The University of Toronto’s Citizen Lab has just released a study on how messaging service Line is systematically censoring politically-sensitive keywords in China on its dedicated Chinese-language app Lianwo.

In May, we reported that Line was preparing the groundwork for such censorship, with a section of code within the app — spotted by Twitter user @hirakujira – showing that Line has a mechanism that will detect selected phrases. @hirakujira also gained access to Lianwo servers and obtained a list of 150 ‘bad words’ that would be monitored.

Citizen Lab notes that this very first keyword list which surfaced contained content concerning sensitive political events, domestic Chinese politics and human rights — of which many were rather obscure. “The fact that some of these censored incidents are not high profile seems to indicate that they have been added by Line as a pre-emptive, preventative measure,” Citizen Lab notes in its study.

The organization took steps to explore whether similar censorship mechanisms are present in the latest versions of Line on Android. By reverse engineering the most recent Android version of Line, it found that when a user’s country is set to China during the installation of the app, a censorship functionality will kick in. Line then downloads a list of censored words from its parent company’s server, and blocks the transmission of any messages that contain any of those words.

Citizen Lab managed to retrieve two lists of censored words in its analysis: Version 20 with 223 keywords, and Version 21 with 370 keywords.

“For the most part the keywords are much more general and refer to more well-known incidents than those found on the list that @hirakujira uncovered,” it notes. Words on these lists include references to the Bo Xilai scandal, the Tiananmen Square massacre, Falun Gong, and various controversies including that surrounding former Prime Minister Wen Jiabao and his family wealth (which was subject to a NY Times exposé).
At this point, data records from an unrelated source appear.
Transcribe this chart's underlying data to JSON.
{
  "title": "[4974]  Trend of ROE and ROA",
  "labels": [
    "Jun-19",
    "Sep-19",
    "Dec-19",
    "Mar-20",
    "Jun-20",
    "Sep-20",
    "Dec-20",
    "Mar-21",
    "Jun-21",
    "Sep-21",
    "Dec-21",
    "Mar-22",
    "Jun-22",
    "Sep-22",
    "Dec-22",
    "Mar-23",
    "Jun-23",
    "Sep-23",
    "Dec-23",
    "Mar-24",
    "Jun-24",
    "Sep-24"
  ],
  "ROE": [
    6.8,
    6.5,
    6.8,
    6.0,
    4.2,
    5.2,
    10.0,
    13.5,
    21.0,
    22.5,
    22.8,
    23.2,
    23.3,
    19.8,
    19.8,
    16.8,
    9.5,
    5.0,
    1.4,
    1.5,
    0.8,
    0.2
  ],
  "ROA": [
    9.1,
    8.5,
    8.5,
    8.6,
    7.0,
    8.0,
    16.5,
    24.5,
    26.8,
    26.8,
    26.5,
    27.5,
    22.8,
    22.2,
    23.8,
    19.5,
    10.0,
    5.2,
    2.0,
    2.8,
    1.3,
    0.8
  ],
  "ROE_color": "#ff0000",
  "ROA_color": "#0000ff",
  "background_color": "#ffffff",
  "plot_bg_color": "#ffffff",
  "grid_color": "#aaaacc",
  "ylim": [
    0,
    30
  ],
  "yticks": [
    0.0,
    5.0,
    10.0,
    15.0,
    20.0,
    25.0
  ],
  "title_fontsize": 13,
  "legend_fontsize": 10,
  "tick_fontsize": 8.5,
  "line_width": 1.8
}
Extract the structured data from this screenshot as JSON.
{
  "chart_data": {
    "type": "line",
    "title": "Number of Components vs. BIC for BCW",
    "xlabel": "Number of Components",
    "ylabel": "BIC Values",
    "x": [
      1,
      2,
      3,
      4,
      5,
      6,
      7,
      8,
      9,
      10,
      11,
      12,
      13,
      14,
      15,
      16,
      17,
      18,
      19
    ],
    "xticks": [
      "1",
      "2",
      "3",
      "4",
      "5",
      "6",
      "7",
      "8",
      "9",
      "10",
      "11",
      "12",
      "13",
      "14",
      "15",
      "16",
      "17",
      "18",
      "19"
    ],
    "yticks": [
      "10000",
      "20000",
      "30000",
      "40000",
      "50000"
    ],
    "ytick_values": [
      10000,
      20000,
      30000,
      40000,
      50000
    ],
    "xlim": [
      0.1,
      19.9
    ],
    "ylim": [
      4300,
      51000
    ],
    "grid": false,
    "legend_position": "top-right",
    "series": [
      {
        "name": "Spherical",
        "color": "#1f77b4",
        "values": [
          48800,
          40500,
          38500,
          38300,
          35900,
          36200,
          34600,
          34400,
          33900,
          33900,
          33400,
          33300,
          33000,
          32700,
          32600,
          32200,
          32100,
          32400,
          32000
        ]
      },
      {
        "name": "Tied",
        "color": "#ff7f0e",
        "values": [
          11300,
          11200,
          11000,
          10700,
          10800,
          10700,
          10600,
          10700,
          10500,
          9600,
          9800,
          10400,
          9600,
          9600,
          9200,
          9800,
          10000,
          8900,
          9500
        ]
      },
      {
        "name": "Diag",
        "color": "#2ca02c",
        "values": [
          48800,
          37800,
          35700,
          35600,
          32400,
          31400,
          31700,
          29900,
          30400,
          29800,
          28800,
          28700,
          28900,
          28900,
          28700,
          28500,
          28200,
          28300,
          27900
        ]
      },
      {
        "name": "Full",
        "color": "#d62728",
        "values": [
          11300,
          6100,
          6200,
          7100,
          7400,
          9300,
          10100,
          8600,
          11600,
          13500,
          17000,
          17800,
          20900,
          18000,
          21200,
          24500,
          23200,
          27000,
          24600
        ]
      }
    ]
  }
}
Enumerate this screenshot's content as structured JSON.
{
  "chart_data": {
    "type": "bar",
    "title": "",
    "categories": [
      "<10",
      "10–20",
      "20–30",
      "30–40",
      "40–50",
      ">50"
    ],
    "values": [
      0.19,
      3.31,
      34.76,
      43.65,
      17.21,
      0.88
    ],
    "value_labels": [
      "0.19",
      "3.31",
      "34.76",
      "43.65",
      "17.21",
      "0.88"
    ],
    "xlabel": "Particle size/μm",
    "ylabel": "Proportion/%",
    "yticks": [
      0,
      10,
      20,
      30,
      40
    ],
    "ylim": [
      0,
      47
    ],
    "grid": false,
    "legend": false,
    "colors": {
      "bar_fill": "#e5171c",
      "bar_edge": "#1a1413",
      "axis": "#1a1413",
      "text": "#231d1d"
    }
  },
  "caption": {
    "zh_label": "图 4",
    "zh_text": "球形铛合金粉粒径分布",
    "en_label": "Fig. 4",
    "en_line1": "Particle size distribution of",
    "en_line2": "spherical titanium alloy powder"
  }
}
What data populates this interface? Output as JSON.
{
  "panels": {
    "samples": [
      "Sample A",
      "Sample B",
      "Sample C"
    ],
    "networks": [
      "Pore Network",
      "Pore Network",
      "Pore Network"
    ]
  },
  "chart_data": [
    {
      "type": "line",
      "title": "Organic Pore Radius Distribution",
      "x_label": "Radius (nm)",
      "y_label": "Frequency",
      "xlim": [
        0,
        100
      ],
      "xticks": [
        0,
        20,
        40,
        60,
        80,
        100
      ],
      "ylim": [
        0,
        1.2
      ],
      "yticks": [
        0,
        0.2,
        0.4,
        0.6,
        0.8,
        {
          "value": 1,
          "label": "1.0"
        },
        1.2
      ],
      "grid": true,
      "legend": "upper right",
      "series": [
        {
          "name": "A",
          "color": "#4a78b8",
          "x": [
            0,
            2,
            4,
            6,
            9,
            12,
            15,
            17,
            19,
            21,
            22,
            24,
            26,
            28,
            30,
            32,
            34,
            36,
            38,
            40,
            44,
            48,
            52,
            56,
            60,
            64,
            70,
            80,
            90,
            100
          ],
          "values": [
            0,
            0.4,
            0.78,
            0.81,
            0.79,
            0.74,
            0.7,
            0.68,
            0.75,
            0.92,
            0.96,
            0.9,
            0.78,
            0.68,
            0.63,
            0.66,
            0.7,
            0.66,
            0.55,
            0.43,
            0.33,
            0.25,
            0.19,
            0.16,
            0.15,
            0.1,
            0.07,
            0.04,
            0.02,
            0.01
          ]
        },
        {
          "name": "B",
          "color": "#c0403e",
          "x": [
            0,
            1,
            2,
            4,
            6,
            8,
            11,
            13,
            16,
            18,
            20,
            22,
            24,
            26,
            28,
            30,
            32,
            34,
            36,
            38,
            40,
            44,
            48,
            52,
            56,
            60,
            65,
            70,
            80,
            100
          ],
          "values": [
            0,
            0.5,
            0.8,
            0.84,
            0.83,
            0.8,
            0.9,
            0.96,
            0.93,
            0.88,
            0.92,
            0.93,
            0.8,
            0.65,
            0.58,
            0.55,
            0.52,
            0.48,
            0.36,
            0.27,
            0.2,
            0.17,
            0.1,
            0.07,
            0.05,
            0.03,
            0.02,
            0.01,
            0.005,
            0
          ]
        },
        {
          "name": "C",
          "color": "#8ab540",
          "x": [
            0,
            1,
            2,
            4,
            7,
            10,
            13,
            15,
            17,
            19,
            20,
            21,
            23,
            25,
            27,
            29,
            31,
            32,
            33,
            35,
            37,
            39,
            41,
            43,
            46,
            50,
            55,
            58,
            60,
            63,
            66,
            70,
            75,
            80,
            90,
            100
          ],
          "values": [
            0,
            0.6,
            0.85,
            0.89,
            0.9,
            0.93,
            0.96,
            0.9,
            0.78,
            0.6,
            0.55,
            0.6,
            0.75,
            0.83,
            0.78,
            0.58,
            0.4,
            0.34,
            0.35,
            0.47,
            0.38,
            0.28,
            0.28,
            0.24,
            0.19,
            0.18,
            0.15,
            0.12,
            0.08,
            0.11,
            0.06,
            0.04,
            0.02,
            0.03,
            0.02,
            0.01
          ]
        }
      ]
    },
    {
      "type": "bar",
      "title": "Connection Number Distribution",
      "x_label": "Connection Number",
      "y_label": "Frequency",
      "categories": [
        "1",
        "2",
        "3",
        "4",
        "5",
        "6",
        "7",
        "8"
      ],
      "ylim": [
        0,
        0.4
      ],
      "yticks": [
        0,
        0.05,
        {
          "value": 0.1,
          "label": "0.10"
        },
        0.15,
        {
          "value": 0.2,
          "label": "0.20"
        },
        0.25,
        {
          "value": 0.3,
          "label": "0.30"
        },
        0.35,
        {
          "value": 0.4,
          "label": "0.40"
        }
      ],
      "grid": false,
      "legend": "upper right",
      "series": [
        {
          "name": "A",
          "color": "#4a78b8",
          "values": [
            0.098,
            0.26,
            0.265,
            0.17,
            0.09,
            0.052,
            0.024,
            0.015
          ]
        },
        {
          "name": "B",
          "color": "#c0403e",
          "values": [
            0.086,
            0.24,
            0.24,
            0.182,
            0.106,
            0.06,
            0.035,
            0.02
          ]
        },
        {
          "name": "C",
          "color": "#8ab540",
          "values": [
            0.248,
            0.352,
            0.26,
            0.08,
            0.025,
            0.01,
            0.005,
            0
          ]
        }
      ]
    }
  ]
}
Line’s Lianwo app in Mainland China is based on a partnership with the messaging service’s parent company Naver and Chinese Internet firm Qihoo. Citizen Lab notes that it’s likely that Qihoo manages the keyword censorship for users in China, though how this would be carried out isn’t clear.

“Comparing the mechanism and targeted keywords for censorship in Line with those practiced by Qihoo and WeChat would be an interesting area for further research,” Citizen Lab says.

The dilemma between following legal regulations or choosing to operate from outside of China is one that many companies juggle when committing to having a business in the country, which is known for coming down hard on firms that don’t toe the line. Line could opt not to censor Chinese words, but it would then run the risk of being blocked by the government.

Line currently has 280 million registered users, and is currently the largest messaging app by market share in Japan, Thailand, and Taiwan. With its huge population of mobile Internet users, China is an important part of Line’s strategy to boost its reach, and it seems like the messaging service would rather bow to the government than risk its business in the country.

A Line spokesperson drew a clear line between Lianwo and Line, emphasizing that the Chinese version of Line is different from the global version. In other words, the company appears to be quietly acknowledging that there are some government regulations it has to abide by to operate in China — of which a major one is censorship.

Lianwo has been optimized to its local environment and is being serviced as so. It is being serviced by local standards and regulations and it does not harm any global Line services.

The spokesperson, however, was also keen to clarify that Line does not collect or store any information in any format from its users and maintains a level of security globally.